X86oid Pseudo Atomic
2009-03-29 -- The relatively recent chit - chat about allocation and interrupts have had me looking at ways to speed up pseudo atomic in SBCL.
(defmacro pseudo-atomic (&rest forms)
(with-unique-names (label)
`(let ((,label (gen-label)))
(inst or (make-ea :byte :disp (* 4 thread-pseudo-atomic-bits-slot))
(fixnumize 1) :fs)
,@forms
(inst xor (make-ea :byte :disp (* 4 thread-pseudo-atomic-bits-slot))
(fixnumize 1) :fs)
(inst jmp :z ,label)
;; if PAI was set, interrupts were disabled at the same
;; time using the process signal mask.
(inst break pending-interrupt-trap)
(emit-label ,label))))
EBP
My first idea was that ORing is unnecessary since with the slew of
interrupt fixes going into 1.0.26 every interrupt deferred by pseudo
atomic is handled as soon as we leave the pa section. Hence, a
simple MOV would suffice. Or if we wanted to be fancy we could rely
on the fact that within SBCL EBP
is always even (that leaves the
first bit of PSEUDO-ATOMIC-BITS
for the interrupted flag) and
non-zero:
(defmacro pseudo-atomic (&rest forms)
(with-unique-names (label)
`(let ((,label (gen-label)))
(inst mov (make-ea :dword :disp (* 4 thread-pseudo-atomic-bits-slot))
ebp-tn :fs)
,@forms
(inst xor (make-ea :dword :disp (* 4 thread-pseudo-atomic-bits-slot))
ebp-tn :fs)
(inst jmp :z ,label)
;; if PAI was set, interrupts were disabled at the same time
;; using the process signal mask.
(inst break pending-interrupt-trap)
(emit-label ,label))))
This shaves a few bytes off the code and is an overall 0.5% win in cl-bench (see "pseudo-atomic.ebp" in the results).
mprotect
But if the page of PSEDUO-ATOMIC-BITS
is made write protected
when an interrupt is deferred, then the pending interrupt can be run
from the sigsegv handler where we land coming out of pseudo atomic:
(defmacro pseudo-atomic (&rest forms)
`(progn
(inst mov (make-ea :dword :disp (* 4 thread-pseudo-atomic-bits-slot))
ebp-tn :fs)
,@forms
(inst xor (make-ea :dword :disp (* 4 thread-pseudo-atomic-bits-slot))
ebp-tn :fs)))
And four more bytes are saved, making the total overhead of pseudo atomic 12 bytes (+2 bytes with threads).
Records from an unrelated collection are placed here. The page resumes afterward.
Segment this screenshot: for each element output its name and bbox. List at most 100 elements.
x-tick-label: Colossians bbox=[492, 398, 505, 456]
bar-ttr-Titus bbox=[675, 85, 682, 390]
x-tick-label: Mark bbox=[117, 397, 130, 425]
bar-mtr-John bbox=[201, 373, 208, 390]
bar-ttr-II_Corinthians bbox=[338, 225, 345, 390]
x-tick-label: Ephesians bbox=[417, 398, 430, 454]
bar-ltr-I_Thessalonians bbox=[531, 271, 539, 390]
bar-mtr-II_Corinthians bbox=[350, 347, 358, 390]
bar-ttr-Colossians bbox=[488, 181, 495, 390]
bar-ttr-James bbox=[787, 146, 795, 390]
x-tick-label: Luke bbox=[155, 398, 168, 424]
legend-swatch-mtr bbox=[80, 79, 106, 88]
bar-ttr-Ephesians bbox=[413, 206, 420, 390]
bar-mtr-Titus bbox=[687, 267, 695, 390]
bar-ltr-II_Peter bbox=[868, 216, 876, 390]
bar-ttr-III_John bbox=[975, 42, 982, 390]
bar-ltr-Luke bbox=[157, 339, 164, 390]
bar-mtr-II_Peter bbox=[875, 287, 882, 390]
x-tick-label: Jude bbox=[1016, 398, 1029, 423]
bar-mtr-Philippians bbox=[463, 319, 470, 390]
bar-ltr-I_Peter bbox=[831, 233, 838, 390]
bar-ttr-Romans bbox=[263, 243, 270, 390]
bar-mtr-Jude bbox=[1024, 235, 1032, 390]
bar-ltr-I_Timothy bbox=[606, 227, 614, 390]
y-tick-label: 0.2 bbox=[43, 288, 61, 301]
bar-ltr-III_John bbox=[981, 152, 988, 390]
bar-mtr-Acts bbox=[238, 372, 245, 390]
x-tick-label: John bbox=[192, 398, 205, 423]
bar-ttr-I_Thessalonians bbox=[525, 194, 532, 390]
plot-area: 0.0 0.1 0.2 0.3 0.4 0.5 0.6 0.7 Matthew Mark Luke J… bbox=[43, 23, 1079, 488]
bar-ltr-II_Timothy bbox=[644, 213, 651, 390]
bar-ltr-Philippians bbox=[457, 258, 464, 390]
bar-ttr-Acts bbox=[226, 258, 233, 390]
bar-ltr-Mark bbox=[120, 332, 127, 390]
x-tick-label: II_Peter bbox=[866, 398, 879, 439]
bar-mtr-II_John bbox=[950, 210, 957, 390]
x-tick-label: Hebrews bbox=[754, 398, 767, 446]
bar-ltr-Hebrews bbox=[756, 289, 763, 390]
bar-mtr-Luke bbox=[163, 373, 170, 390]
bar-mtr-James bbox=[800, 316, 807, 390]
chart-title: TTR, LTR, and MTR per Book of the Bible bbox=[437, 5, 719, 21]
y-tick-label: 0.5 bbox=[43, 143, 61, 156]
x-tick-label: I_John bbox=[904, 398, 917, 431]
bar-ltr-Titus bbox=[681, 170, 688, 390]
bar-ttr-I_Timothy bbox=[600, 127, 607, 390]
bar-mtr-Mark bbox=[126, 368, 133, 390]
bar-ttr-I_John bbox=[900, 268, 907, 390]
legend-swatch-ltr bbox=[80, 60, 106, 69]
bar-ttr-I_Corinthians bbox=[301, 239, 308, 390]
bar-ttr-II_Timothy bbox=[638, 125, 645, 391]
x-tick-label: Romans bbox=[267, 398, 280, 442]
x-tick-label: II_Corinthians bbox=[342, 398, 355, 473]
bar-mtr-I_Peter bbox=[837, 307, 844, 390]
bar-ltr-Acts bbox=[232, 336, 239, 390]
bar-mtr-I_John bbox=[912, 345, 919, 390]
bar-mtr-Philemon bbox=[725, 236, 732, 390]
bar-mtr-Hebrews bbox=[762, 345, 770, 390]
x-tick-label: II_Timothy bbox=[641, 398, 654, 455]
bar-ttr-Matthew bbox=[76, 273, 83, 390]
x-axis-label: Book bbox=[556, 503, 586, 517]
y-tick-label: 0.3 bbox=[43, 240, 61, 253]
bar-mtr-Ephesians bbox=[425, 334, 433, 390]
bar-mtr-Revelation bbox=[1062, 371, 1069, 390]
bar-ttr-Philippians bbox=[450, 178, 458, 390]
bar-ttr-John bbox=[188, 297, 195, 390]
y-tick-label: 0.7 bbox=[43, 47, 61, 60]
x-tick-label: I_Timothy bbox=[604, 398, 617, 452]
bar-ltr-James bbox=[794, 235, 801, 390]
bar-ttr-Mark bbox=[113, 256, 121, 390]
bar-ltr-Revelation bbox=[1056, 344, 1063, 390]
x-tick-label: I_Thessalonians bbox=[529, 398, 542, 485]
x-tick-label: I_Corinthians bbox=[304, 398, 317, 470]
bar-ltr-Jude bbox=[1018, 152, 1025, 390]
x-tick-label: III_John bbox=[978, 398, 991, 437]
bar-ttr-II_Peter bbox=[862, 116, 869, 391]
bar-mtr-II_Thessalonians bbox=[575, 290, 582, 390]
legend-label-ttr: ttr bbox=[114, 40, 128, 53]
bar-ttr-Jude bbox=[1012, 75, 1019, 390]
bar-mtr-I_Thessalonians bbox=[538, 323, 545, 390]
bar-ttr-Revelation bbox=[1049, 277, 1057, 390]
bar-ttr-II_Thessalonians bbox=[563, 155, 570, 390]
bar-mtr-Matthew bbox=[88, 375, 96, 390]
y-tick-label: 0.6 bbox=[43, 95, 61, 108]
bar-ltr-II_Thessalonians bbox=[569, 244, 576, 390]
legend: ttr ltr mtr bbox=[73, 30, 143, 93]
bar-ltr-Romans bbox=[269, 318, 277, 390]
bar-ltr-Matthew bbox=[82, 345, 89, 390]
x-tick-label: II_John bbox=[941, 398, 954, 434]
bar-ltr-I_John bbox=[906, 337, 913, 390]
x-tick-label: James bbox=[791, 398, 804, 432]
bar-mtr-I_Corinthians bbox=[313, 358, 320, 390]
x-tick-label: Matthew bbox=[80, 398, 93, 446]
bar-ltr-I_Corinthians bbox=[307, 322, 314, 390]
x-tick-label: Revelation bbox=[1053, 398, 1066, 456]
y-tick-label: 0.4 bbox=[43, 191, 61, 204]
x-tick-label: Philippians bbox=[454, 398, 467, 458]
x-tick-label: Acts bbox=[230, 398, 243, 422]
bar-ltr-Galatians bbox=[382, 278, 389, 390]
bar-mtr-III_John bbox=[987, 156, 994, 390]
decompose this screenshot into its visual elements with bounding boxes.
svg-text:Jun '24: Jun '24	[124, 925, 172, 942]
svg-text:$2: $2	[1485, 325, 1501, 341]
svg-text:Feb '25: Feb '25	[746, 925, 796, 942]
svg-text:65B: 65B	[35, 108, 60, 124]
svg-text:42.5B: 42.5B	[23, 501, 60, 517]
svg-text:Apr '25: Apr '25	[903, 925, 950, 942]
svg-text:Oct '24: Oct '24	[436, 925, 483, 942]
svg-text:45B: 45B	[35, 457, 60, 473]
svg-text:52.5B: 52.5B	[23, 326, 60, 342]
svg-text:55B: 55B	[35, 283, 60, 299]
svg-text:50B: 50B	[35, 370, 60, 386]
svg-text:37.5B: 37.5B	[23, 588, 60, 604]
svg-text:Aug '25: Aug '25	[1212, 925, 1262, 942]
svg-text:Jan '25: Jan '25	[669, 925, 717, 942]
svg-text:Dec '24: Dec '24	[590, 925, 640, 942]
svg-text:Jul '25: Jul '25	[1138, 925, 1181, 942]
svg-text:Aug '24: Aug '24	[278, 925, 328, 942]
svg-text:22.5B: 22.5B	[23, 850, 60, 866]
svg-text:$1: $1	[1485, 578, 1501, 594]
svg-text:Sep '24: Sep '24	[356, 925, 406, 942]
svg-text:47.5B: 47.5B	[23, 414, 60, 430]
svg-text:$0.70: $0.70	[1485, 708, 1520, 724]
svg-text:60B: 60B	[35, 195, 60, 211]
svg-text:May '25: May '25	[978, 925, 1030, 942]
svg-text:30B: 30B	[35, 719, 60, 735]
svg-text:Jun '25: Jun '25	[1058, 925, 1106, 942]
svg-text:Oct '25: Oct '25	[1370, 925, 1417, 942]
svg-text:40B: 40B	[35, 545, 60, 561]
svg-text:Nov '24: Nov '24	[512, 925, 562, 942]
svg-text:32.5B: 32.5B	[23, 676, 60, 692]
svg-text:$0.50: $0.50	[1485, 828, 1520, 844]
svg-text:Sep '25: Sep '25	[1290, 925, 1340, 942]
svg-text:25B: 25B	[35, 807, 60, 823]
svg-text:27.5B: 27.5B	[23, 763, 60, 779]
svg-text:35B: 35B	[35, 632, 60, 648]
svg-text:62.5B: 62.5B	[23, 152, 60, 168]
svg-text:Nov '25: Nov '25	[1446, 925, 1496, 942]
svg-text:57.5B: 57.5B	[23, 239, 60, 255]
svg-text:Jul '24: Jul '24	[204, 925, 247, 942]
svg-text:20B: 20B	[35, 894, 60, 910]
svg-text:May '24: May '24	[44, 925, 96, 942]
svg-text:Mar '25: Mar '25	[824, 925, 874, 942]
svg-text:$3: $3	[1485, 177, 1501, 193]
This version is labelled "pseudo-atomic.mprotect.ebp" and is not faster than the previous one. Somewhat suprisingly, this variant ("pseudo-atomic.mprotect.mov") is just as fast:
(defmacro pseudo-atomic (&rest forms)
`(progn
(inst mov (make-ea :byte :disp (* 4 thread-pseudo-atomic-bits-slot))
2 :fs)
,@forms
(inst mov (make-ea :byte :disp (* 4 thread-pseudo-atomic-bits-slot))
0 :fs)))
Direction flag
Another idea is to hijack the direction flag:
(defmacro pseudo-atomic (&rest forms)
`(progn
(inst std)
,@forms
(inst cld)
(inst mov (make-ea :byte :disp (* 4 thread-pseudo-atomic-bits-slot))
0 :fs)))
where the mov instruction sigsegvs if pseudo atomic was interrupted. This is little more than a quick hack to gauge expected performance, because SBCL itself uses the direction flag in a number of places, to say nothing about alien land. However, there seems to be no reason to pursue this further as its performance disappoints.
All in all, I have expected more gains, in particular I'm disappointed by the performance of the mprotect trick. Still 0.5% is okay for such a small change. Code is available here (from the pseudo-atomic branch of my git tree).